Menurut istilah, qurban adalah segala sesuatu yang digunakan untuk mendekatkan diri kepada Allah baik berupa hewan sembelihan maupun yang lainnya (Ibrahim Anis et.al, 1972).
Dalam bahasa Arab, hewan kurban disebut juga dengan istilah udh-hiyah atau adh-dhahiyah , dengan bentuk jamaknya al adhaahi. Kata ini diambil dari kata dhuha, yaitu waktu matahari mulai tegak yang disyariatkan untuk melakukan penyembelihan kurban, yakni kira-kira pukul 07.00 – 10.00 (Ash Shan'ani, Subulus Salam IV/89).
Udh-hiyah adalah hewan kurban (unta, sapi, dan kambing) yang disembelih pada hari raya Qurban dan hari-hari tasyriq sebagai taqarrub (pendekatan diri) kepada Allah (Sayyid Sabiq, Fikih Sunnah XIII/155; Al Jabari, 1994).         

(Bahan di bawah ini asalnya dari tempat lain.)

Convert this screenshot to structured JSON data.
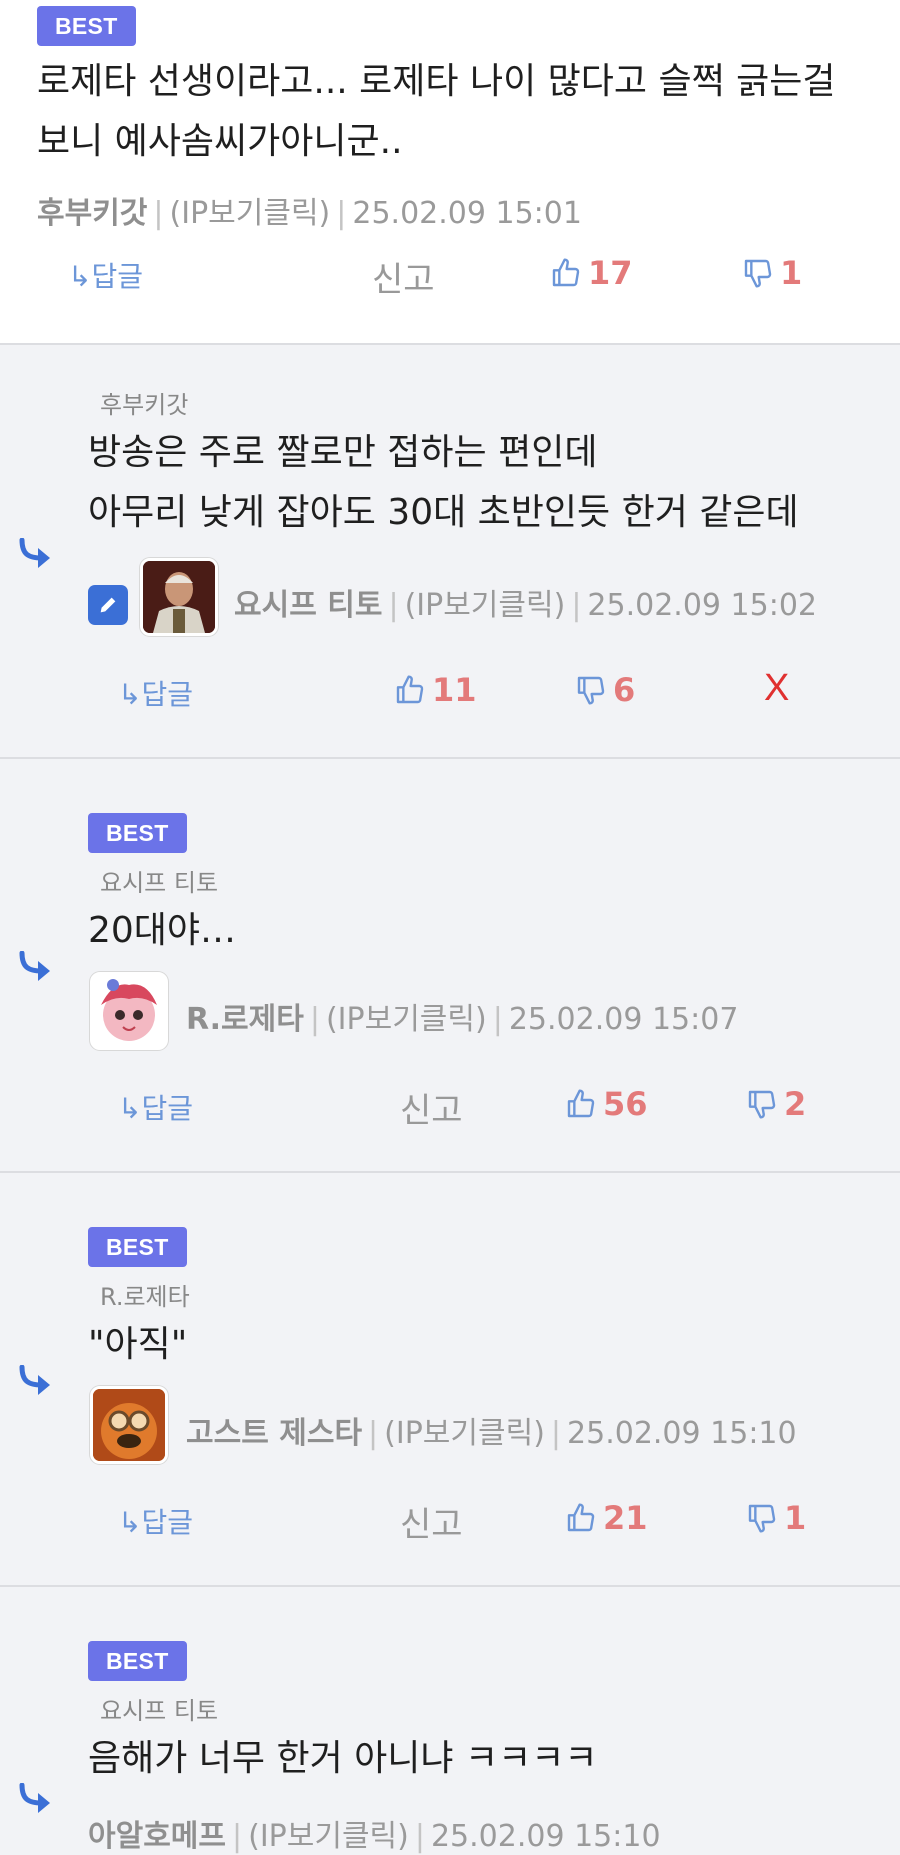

    B.      Sejarah Idhul Qurban
Asal usul kurban yang disunnahkan dalam Islam itu berawal dari peristiwa kurban Nabi Ibrahim AS. Diawali dari mimpi Nabi Ibrahim yang mendapat perintah Allah untuk menyembelih anaknya, Ismail. Nabi Ibrahim berkeyakinan mimpinya itu merupakan mimpi yang benar, maka ia menanyakannya kepada Ismail AS:
“Hai anakku sesungguhnya aku melihat dalam mimpi bahwa aku menyembelihmu. Maka fikirkanlah apa pendapatmu!” Ia menjawab: “Hai bapakku, kerjakanlah apa yang diperintahkan kepadamu; insya Allah kamu akan mendapatiku termasuk orang-orang yang sabar.” (QS. Ash-Shaffat [37]: 102 ).
Mendengar jawaban yang penuh keteguhan dari hati putranya tersebut lalu Nabi Ibrahim dengan menyebut nama Allah Nabi Ibrahim menguatkan hatinya untuk menyembelih putranya. Dan ia lakukan ini semata-mata untuk mendapatkan ridho Allah SWT.

Saat terjadi kemantapan hati inilah setan dating menggoda Nabi Ibrahim untuk tidak jadi menyebelih putranya. Namun karena sudah kuatnya tekad hati Nabi Ibrahim untuk menyembelih putranya maka apaun bujuk rayu setan keapdanya tidak melemahkan keteguhan beliau. Maka dengan mengucap “Bismillahi Allahuakbar” beliau melemparkan sebuah batu untuk mengusir setan tersebut yang menggodanya.
Akal licik rayu setan untuk menggagalkan rencana Nabi Ibrahim tidak berhenti sampai disini saja. Gagal menggoda Nabi Ibrahim, setan lalu menggoda istri Nabi Ibrahim. Namun kejadiannyapun sama. Istri Nabi Ibrahim tak sedikitpun tergoda oleh rayuan setan. Maka dengan mengucap “Bismillahi Allahuakbar” beliarupun melemparkan sebuah batu. Kejadian melemparkan batu yang dilakukan oleh Nabi Ibrahim dan Istri inilah yang sekarang disebut sebagai lontar jumrah.
Karena setan ini telah minggir semua sebab dilempari dan mereka tidak menggoda lagi. Maka Nabi Ibrahim dengan mudah melaksanakan niatnya. Kemudian Nabi Ibrahim AS membawa Ismail ke suatu tempat sunyi di Mina. Dengan berserah diri kepada Allah SWT, Ismail dibaringkan dan segera Ibrahim AS mengarahkan pisaunya ke leher sang anak. Setelah terbukti kesabaran dan ketaatan Nabi Ibrahim dan Ismail AS maka Allah melarang menyembelih Ismail dan untuk meneruskan kurban, Allah menggantinya dengan seekor sembelihan ( domba yang besar ).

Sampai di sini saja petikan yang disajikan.